I wonder whether https://www.suse.com/releasenotes/aarch64/SUSE-SLES/15-SP6/index.html#security might be relevant

(I had to lower the policies on the client to make a TLS connection succeed)

  • 0

    The version of Data Protector is 23.4...

  • 0

    hello,

    check file allow_hosts, if is empty add CM name.

    Also check certificates from client to CM.

    regards

  • 0 in reply to 

    "allow_hosts" of what product? I cannot see any "allowed_hosts". Can you be  more specific?

    Also, CM *can* contact the client using SSH; otherwise " SSH configuration completed successfully." wouldn't be possible, I guess.

    Likewise for "check certificates from client to CM": It's not actually clear what you are suggesting.

    I'm afraid you cannot edit you message any more to provide useful details.

  • 0 in reply to 

    Hello,

    search on the client etc/opt/omni/client cell_host

    /etc/opt/omni/client/cat cell_server

    should show you CM name

    did you run certificates between client and CM?run in client :

    opt/omni/bin/omnicc -secure_comm -configure_peer CM_name

    regards

  • 0 in reply to 

    There is no such file in /etc/opt/omni/client/.

    Before I had tried a "secure comm": From Client to server it works, but not from server to client.

    The error message is "Error getting certificate from the peer '...'."

  • 0  

    What if you telnet to port 5565 of the client. I'm assuming that is failing too. On the client you could check the status of the inet service:

    systemctl status omni.socket

    You could also look for the omni* config files in /usr/lib/systemd/system (assuming that's the correct path on SLES15 SP6).

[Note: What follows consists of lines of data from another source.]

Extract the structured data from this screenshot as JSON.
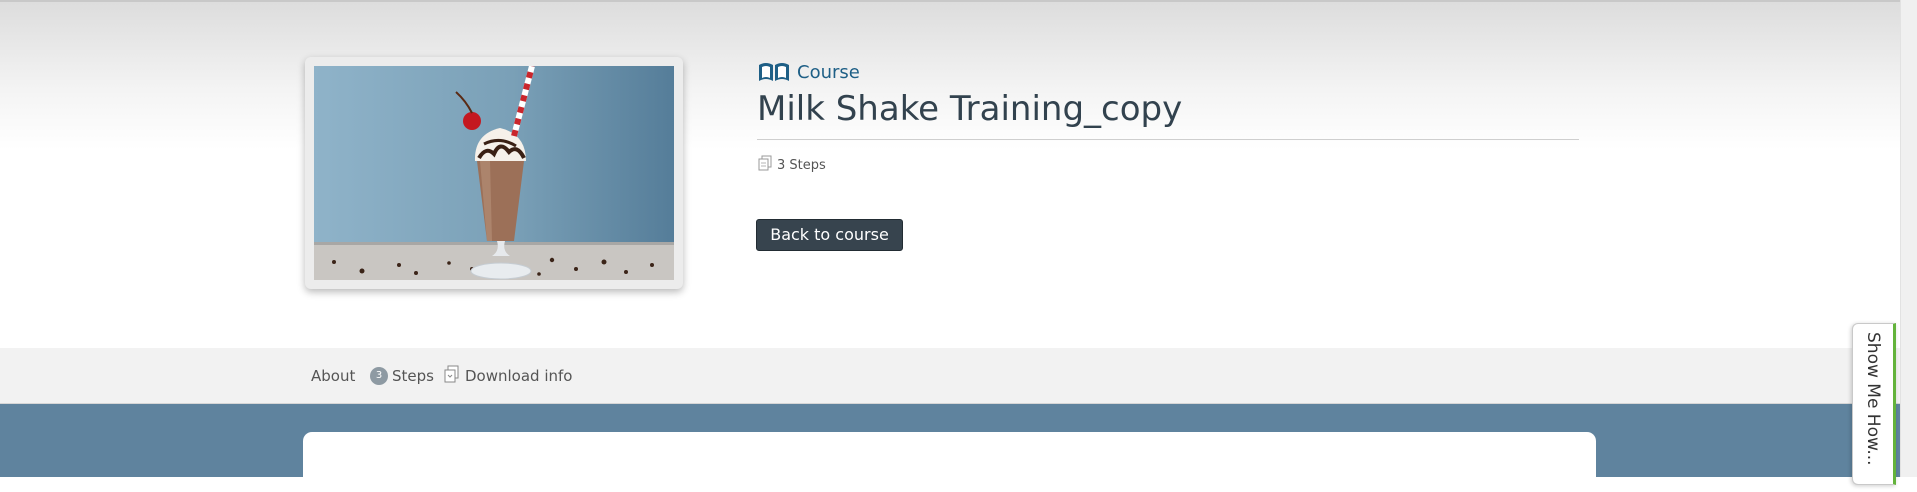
{
  "header": {
    "course_kind_label": "Course",
    "course_title": "Milk Shake Training_copy",
    "steps_meta": "3 Steps",
    "back_button_label": "Back to course",
    "thumbnail_alt": "Milk shake"
  },
  "tabs": [
    {
      "label": "About"
    },
    {
      "badge": "3",
      "label": "Steps"
    },
    {
      "label": "Download info"
    }
  ],
  "side_widget": {
    "label": "Show Me How..."
  },
  "colors": {
    "accent": "#1e5f86",
    "button": "#37444e",
    "content_background": "#5f839e",
    "side_widget_border": "#63b33b"
  },
  "icons": [
    "course-book-icon",
    "steps-pages-icon",
    "download-document-icon"
  ]
}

    Are any of the systems (client or server) multi homed?

  • Verified Answer

    +2 in reply to   

    Welcome back ;-)

    Using "telnet" is increasingly difficult these days, as standard installations don't have it; probably "netcat" ist the tool to use today.

    netcat -v 172.20.2.24 5565
    netcat: connect to 172.20.2.24 port 5565 (tcp) failed: No route to host

    "systemctl status omni.socket" reports an " active (listening)" status for a week or so, but that statistics look strange:

     Accepted: 0; Connected: 0;
    Tasks: 0

    So no incoming connection? Maybe our sophisticated pranoidly "safe" network infrastructure is blocking the traffic apart from the hosts's firewall configuration. I'l have to check it out (ping of the IP works, however, so it cannot be a routing issue IMHO).

    I also checked the target host's firewall configuration, and even if it's running, and the omni port is allowed, "iptables -L" does not display a single rule, just as if nothing had been set up.

    However on a second glance I saw that the port was 5555

    After changing the port to 5565 netcat reported: "Connection to 172.20.2.24 5565 port [tcp/omni] succeeded!"

    What is new to me is that the error is "no route to host", while I would expect either the packets to be swallowed silently, or getting "connection refused" or "connection reset" or similar.

    In the next step a "/opt/omni/bin/omnicc -secure_comm -configure_peer ..." suceeded, too.

    After that I was able to import the client.

    I completed the verification with a "check installation" and an "Upgrade" (even not necessary). It succeeded as well, and the socket stats for omni socket showed:

    Accepted: 91; Connected: 0;

  • 0   in reply to   

    So glad it is resolved. So if I understood you correctly the port was blocked indeed and so this explains the "No route to host". Thanks for providing the feedback here. This may help others in the future.

  • 0 in reply to   

    The major problem was the poor error message, not much better than "something went wrong".

    The other confusing message was that from the network stack (see also https://unix.stackexchange.com/q/786991/320598).

    Both made it harder for me to find out the true cause of the problem.